Science, statistics and expert testimony are crucial in securing justice. But their dubious applications in the courtroom can send innocent people to jail 

Illustration scale of justice, broken with one side of the scale missing

The city of New York recently witnessed a record payout to George Bell, falsely convicted of murder in 1999, after it emerged prosecutors had deliberately hidden evidence casting doubt on his guilt, giving false statements in court. Bell is the latest in a long line of people, especially Black Americans, unfoundedly convicted. More recently, Jabar Walker and Wayne Gardine were cleared after decades in prison. Conviction integrity units across NorthAmerica have found serious flaws with many long-standing convictions.

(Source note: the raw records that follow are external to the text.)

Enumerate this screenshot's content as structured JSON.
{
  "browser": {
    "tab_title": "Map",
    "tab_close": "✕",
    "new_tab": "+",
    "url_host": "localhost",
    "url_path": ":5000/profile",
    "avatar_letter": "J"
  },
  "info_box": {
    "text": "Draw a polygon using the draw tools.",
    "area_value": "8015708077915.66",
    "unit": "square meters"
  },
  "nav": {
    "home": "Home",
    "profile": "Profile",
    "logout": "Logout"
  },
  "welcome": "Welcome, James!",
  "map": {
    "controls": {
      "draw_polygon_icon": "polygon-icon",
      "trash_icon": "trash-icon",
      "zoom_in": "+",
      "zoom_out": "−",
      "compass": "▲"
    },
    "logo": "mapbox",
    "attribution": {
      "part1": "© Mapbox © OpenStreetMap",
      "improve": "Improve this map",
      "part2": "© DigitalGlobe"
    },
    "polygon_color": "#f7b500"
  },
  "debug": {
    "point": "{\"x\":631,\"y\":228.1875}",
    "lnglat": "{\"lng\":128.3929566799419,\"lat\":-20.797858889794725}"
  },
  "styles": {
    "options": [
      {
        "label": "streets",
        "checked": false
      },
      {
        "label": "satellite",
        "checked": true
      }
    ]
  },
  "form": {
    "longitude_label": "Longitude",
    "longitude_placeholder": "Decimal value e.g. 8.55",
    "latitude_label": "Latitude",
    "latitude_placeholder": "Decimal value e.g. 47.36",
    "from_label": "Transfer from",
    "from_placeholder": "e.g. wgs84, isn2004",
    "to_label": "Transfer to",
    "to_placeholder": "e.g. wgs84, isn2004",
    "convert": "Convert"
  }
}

Alarmingly for scientists, misleading forensic and expert evidence is too often a deciding factor in such miscarriages of justice; of the 233 exonerations in 2022 alone recorded by the National Registry of Exonerations, deceptive forensic evidence and expert testimony was a factor in 44 of them. In an era of high-tech forensics, the persistence of such brazen miscarriages of justice is more than unsettling. The National Institute of Justice, part of the U.S. Department of Justice, has just published a report that found certain techniques, including footprint analysis and fire debris, in forensic science were disproportionately associated with wrongful conviction. The same report found expert testimony that “reported forensic science results in an erroneous manner” or “mischaracterized statistical weight or probability” was often the driving force in false convictions. The disconcerting reality is that illusions of scientific legitimacy and flawed expert testimony are often the catalyst for deeply unsound convictions.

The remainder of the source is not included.